Все сегодня было не так, как обычно. В такую даль Гдлами никогда еще не уводила его. Она, как обычно, шла впереди, указывая путь, а он брел за нею, не спрашивая куда. Знал: не ответит. Нельзя задавать вопросы дгаамвами.
Над ярко-голубым лесным озером стояли сейчас они, и совсем близко было до зыбких волн, бесшумно накатывающих на сиреневый песчаный берег. На вид озеро казалось таким холодным, что при одном лишь взгляде на него пробивала дрожь, однако пестрых длинношеих птиц, плавно скользящих по пенистой зыби, это, похоже, не беспокоило. И Гдламини тоже. Вот только что была она рядом, доверчиво приникнув к Дмитрию, а вот уже бежит вниз по косогору, и тьянь, набедренная повязка, сброшенная на бегу, плавно парит над кустами, медленно снижаясь; вот девушка уже у самой воды, но не останавливается, а с ходу бросается в синеву; смуглое тело, словно стрела, мелькает над водой и почти без брызг исчезает, растворившись в лазури, похожей на пролившееся наземь небо.
– Д'митри-ии-и-и!
Призывный, полный ликования крик сдернул его с места, как петля срывает со стены неосторожного часового…
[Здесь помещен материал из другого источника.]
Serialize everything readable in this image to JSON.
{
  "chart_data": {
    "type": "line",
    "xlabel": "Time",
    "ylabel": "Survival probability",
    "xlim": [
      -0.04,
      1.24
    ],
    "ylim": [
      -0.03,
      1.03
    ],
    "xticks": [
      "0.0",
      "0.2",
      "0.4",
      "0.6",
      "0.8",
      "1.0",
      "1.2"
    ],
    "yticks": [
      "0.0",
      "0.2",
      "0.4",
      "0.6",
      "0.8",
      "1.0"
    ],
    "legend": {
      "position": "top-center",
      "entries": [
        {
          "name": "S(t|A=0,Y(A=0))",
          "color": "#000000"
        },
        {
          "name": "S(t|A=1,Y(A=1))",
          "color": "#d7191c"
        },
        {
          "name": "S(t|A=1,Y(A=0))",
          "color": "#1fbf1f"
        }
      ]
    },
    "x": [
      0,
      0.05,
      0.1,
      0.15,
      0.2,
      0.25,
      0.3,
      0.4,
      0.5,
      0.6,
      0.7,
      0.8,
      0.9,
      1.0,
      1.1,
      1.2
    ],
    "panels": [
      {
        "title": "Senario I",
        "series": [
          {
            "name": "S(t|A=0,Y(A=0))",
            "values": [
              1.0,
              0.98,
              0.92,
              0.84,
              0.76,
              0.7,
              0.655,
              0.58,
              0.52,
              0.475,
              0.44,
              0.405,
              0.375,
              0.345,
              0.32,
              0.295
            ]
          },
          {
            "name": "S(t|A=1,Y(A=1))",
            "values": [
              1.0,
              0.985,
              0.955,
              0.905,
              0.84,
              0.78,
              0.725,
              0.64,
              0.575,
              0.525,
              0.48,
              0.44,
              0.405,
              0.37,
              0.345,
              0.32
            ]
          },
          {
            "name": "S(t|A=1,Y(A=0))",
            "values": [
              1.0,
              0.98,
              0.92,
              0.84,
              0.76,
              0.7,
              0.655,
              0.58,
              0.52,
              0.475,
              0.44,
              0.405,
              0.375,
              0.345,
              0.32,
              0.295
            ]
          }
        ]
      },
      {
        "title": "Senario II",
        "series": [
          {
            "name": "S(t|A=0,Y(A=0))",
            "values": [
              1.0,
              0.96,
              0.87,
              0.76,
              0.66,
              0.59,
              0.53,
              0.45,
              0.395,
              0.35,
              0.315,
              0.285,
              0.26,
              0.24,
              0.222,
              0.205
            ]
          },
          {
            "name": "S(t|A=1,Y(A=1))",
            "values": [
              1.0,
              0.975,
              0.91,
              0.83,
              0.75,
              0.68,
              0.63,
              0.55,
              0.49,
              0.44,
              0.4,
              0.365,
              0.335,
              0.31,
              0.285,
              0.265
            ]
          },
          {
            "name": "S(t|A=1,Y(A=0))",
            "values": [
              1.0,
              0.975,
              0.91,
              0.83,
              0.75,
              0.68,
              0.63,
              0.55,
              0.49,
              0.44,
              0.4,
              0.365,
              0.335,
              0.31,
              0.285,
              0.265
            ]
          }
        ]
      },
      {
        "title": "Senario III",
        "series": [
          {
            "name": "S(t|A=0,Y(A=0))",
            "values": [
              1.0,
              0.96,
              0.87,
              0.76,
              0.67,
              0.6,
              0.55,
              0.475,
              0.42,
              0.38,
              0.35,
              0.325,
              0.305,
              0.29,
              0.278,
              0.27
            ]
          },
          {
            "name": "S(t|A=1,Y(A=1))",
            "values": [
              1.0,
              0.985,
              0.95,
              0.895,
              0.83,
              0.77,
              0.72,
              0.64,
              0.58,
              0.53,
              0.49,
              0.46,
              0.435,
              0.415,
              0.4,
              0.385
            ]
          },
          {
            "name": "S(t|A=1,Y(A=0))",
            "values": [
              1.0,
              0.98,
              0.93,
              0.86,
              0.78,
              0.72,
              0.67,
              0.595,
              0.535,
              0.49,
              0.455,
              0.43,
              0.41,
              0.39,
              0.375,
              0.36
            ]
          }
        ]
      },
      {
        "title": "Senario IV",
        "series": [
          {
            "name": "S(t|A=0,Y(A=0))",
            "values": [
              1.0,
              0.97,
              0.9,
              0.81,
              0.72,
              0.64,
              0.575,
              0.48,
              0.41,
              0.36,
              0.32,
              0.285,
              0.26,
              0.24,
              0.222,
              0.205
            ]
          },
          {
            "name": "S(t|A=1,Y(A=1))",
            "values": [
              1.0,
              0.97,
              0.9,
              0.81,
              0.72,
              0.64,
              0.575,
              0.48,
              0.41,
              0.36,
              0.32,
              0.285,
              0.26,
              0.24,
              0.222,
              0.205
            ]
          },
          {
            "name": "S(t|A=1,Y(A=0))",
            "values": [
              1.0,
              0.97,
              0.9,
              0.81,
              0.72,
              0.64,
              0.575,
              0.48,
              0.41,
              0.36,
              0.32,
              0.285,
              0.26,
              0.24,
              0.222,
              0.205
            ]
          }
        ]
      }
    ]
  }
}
Вода показалась не просто холодной, и не студеной, и даже не ледяной. Дмитрий вошел в нее с прыжка, а когда ожил, почувствовал себя брошенным в домну; руки работали сами, и ноги тоже; он плыл вперед со скоростью невероятной, побивая все известные рекорды; тело неслось торпедой, стремясь поскорее добраться до противоположного берега, на который уже выбиралась, сверкая серебром и отряхиваясь, Гдламини, а вода вокруг мучительно медленно превращалась из расплавленного металла в нормальный, вполне терпимый кипяток; когда же она вдруг резко оказалась теплой и даже вполне приятной, берег, вроде бы еще далекий, возник ни с того ни с сего близко-преблизко, а всего несколько рывков спустя выяснилось, что воздух на берегу значительно холоднее воды.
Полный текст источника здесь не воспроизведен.